As mentioned above, virtual acceleration manager 204 may implement task performance enhancer 206 configured to determine an amount of data to be transferred for each task to be executed by accelerator devices 250 and select an accelerator device 250 for each task based on the amount of data to be transferred. For example, task performance enhancer 206 may calculate for each accelerator device 250 a performance index. The performance index for each accelerator device 250 may be determined based on both static factors of bandwidth for accelerator devices 250 and dynamic factors for performance of accelerator devices 250. Examples of static factors may include a memory type (e.g., GDDR2, GDDR3, GDDRS, HBM1, HBM2, etc.), memory frequency, internal bus width of an accelerator device 250, and interface speed for an accelerator device 250 (e.g., PCIe with of ×4, ×8, ×16, etc.). Dynamic factors may include available free memory of an accelerator device 250, a task memory affinity percentage for the accelerator device 250, and an available work load percentage for the accelerator device 250. For example, in some embodiments, a performance index for an accelerator device 250 may be calculated as a product of the bandwidth and the interface speed of the accelerator device 250, divided by the product of the available free memory of an accelerator device 250, the task memory affinity percentage for the accelerator device 250, and the available work load percentage for the accelerator device 250.

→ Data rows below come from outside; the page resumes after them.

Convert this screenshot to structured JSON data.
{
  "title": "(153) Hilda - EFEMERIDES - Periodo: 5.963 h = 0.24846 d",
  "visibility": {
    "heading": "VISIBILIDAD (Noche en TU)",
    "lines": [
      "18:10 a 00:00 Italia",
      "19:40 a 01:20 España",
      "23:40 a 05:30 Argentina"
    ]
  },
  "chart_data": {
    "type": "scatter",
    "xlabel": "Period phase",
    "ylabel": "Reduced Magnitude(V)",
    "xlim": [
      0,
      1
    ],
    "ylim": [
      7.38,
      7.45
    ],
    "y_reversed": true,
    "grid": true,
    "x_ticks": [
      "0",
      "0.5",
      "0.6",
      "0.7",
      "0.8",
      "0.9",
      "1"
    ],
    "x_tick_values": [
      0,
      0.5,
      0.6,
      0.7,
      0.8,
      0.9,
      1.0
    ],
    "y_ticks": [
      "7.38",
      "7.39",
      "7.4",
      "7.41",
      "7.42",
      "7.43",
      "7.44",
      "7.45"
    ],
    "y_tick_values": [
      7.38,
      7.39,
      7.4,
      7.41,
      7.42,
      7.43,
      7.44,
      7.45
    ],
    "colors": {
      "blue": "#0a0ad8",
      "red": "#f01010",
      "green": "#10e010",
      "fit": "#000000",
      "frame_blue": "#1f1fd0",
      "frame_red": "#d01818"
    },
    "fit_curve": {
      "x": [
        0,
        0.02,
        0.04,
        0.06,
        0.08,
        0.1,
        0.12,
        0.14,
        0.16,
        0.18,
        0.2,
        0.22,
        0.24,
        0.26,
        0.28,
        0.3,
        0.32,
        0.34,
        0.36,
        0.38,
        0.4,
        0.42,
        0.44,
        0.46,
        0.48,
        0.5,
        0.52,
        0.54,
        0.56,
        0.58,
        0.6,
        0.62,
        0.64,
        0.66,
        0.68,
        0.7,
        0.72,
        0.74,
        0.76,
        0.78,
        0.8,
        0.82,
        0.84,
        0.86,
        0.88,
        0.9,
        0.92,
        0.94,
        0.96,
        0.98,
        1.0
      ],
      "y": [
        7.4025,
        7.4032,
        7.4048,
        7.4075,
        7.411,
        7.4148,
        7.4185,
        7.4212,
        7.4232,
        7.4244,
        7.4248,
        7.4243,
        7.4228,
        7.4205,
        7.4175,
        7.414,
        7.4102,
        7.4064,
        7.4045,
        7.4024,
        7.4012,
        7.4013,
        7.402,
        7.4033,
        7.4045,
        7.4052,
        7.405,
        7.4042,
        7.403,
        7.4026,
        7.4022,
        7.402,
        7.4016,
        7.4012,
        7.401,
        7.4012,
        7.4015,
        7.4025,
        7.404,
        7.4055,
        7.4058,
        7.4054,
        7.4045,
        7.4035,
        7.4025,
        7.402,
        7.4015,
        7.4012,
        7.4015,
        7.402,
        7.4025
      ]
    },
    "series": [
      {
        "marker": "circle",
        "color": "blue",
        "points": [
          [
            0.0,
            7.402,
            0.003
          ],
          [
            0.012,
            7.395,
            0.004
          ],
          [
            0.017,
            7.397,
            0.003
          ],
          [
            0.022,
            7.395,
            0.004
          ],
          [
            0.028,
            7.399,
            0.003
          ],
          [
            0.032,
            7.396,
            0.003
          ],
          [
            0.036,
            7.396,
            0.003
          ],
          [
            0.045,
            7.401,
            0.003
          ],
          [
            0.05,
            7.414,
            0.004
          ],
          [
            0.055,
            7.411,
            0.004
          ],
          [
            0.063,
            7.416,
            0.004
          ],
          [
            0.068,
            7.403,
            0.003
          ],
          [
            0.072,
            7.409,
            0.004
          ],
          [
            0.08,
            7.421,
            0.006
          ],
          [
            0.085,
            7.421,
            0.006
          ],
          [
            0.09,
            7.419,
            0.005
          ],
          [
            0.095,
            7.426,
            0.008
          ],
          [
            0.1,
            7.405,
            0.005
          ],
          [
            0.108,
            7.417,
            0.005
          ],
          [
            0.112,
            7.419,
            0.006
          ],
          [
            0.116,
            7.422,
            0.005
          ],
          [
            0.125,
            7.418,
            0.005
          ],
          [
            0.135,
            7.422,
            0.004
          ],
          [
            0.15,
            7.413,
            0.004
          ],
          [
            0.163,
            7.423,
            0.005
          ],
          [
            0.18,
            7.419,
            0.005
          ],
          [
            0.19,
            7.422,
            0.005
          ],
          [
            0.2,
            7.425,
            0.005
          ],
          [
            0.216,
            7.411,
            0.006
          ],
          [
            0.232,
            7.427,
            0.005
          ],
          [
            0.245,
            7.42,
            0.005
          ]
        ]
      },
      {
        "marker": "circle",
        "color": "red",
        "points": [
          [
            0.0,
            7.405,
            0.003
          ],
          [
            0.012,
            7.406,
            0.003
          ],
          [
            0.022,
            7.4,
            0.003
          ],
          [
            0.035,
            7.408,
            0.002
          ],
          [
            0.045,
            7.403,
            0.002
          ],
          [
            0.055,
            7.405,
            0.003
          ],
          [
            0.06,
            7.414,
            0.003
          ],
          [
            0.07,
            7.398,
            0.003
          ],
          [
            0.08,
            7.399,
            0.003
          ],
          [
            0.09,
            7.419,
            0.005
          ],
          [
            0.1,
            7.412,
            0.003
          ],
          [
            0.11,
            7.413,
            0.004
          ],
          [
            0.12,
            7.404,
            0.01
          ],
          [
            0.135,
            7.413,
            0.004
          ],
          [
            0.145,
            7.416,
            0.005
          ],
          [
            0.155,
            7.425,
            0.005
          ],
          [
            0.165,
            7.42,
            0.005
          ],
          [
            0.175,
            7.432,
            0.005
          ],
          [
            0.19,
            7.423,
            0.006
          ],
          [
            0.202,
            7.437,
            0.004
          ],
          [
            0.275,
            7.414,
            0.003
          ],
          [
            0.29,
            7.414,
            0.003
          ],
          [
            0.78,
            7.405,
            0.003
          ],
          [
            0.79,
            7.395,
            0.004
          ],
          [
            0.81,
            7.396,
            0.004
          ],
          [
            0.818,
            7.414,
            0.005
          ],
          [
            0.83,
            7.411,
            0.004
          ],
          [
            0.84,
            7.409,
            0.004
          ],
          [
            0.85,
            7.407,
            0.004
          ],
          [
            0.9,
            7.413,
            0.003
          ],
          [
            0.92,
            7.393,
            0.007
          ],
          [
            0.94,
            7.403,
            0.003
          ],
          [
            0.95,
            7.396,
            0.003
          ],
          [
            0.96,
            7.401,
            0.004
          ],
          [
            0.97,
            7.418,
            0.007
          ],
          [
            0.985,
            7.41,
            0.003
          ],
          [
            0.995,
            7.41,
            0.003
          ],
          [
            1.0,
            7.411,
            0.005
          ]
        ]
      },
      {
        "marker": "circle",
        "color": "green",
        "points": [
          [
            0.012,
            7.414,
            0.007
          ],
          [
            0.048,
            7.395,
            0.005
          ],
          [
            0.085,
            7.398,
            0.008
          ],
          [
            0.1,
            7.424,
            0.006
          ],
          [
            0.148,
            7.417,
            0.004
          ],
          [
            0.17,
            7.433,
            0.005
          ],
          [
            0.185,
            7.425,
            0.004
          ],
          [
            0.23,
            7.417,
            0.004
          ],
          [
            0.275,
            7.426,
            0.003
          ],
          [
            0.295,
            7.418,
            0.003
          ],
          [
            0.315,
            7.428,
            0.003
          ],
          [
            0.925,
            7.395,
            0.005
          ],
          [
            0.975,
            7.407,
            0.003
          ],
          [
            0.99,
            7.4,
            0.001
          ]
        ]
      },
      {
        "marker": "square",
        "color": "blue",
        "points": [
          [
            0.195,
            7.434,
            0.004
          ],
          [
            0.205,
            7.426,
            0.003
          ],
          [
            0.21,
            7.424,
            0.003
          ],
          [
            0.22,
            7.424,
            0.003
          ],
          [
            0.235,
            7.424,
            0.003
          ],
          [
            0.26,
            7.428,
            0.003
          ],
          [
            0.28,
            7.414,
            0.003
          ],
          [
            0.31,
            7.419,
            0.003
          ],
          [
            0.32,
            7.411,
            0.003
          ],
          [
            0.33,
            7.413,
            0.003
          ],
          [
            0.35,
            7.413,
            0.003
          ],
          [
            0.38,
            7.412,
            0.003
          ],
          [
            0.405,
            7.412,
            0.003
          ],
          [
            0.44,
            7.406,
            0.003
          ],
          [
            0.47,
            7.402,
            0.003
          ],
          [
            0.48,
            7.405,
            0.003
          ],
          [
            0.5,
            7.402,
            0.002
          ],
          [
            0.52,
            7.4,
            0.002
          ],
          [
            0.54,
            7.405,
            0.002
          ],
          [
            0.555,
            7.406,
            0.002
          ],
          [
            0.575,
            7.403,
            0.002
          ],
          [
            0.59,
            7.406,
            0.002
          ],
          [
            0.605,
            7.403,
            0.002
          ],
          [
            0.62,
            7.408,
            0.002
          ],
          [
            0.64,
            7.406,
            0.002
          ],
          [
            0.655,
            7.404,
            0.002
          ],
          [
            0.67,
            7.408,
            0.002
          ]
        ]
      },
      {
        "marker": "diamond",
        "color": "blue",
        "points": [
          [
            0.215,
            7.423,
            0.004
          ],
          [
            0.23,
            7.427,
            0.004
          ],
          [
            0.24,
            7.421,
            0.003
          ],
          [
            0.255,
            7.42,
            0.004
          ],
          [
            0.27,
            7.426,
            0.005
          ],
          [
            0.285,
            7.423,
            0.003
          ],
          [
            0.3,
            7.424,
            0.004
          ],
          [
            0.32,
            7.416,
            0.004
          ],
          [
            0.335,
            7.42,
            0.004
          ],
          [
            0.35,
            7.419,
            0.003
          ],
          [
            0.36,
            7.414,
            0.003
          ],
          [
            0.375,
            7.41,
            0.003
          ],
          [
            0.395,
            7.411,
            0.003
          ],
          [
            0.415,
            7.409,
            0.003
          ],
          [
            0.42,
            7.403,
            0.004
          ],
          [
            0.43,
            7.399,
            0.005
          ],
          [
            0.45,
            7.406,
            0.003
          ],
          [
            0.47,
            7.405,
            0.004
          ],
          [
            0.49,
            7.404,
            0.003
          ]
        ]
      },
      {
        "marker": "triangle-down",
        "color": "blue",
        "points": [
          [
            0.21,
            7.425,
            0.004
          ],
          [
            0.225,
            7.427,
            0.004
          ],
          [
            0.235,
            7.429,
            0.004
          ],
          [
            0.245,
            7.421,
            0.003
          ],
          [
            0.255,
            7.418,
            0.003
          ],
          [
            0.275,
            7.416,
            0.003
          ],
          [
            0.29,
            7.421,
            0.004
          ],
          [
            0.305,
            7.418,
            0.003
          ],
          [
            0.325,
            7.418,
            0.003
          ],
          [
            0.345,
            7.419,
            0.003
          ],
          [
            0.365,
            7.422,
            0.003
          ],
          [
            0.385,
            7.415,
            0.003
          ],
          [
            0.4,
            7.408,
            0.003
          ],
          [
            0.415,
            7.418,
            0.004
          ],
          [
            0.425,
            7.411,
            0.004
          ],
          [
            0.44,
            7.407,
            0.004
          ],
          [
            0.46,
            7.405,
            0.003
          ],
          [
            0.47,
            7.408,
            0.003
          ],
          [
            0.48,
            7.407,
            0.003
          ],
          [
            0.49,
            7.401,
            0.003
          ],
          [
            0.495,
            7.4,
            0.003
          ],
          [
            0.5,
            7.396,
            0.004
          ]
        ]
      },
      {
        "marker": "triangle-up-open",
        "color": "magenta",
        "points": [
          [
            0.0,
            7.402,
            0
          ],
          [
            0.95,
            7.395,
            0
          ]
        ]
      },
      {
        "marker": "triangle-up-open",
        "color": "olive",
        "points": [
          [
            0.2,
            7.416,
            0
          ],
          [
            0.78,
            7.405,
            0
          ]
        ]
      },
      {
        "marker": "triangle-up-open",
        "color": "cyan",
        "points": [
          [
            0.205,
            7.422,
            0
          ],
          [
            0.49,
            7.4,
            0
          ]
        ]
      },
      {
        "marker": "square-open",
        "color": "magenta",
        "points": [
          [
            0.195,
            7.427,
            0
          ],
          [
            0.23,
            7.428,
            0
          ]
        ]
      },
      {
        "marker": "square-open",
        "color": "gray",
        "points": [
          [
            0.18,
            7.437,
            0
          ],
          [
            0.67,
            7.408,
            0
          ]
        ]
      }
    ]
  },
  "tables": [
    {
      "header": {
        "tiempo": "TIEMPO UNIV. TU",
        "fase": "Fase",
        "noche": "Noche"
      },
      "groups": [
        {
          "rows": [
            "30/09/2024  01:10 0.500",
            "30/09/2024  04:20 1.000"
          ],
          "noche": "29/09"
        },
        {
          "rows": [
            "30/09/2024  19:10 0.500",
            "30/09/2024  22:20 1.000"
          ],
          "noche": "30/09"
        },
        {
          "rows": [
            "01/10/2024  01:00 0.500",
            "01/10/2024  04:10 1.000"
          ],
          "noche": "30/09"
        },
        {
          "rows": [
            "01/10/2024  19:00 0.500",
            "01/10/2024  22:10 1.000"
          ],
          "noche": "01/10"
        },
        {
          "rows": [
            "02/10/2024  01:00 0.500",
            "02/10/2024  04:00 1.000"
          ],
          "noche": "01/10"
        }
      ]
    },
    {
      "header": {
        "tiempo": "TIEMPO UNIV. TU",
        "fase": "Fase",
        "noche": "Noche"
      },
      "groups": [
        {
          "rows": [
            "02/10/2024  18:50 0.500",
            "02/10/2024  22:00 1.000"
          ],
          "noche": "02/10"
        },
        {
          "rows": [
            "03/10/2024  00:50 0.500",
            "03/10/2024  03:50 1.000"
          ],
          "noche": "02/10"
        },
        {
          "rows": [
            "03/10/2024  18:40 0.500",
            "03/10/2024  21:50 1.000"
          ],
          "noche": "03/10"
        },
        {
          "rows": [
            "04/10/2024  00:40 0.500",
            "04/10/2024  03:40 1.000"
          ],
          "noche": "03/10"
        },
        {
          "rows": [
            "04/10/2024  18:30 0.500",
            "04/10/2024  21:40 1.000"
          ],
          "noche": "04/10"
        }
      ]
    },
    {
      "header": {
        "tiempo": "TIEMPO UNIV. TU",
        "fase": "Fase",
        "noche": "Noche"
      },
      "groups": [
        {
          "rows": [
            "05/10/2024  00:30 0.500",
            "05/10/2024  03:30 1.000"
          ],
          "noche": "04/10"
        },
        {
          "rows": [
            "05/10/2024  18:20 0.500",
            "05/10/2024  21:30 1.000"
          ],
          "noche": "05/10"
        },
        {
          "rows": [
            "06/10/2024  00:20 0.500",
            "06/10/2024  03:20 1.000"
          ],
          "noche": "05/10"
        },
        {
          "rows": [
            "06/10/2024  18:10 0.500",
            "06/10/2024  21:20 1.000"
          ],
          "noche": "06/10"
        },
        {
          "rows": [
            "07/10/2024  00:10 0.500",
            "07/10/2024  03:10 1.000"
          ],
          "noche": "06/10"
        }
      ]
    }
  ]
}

Further, task performance enhancer 206 may, each time it receives a task to be scheduled on an accelerator device 250, determine an amount of data transfer required from processor subsystem 120 to the selected accelerator device 250 and any amount of data transfer required from the selected accelerator device 250 to processor subsystem 120 in connection with the task. Based on the amount of data to be transferred, task performance enhancer 206 may select an accelerator device 250 to execute the task, and distribute the task to such selected accelerator device 250. For example, task performance enhancer 206 may select accelerator devices 250 with higher bandwidth and/or higher performance index for higher amounts of required data transfer, and may select accelerator devices 250 with lower bandwidth for lower amounts of required data transfer.
As used herein, when two or more elements are referred to as “coupled” to one another, such term indicates that such two or more elements are in electronic communication or mechanical communication, as applicable, whether connected indirectly or directly, with or without intervening elements.
This disclosure encompasses all changes, substitutions, variations, alterations, and modifications to the example embodiments herein that a person having ordinary skill in the art would comprehend. Similarly, where appropriate, the appended claims encompass all changes, substitutions, variations, alterations, and modifications to the example embodiments herein that a person having ordinary skill in the art would comprehend. Moreover, reference in the appended claims to an apparatus or system or a component of an apparatus or system being adapted to, arranged to, capable of, configured to, enabled to, operable to, or operative to perform a particular function encompasses that apparatus, system, or component, whether or not it or that particular function is activated, turned on, or unlocked, as long as that apparatus, system, or component is so adapted, arranged, capable, configured, enabled, operable, or operative.
All examples and conditional language recited herein are intended for pedagogical objects to aid the reader in understanding the disclosure and the concepts contributed by the inventor to furthering the art, and are construed as being without limitation to such specifically recited examples and conditions. Although embodiments of the present disclosure have been described in detail, it should be understood that various changes, substitutions, and alterations could be made hereto without departing from the spirit and scope of the disclosure.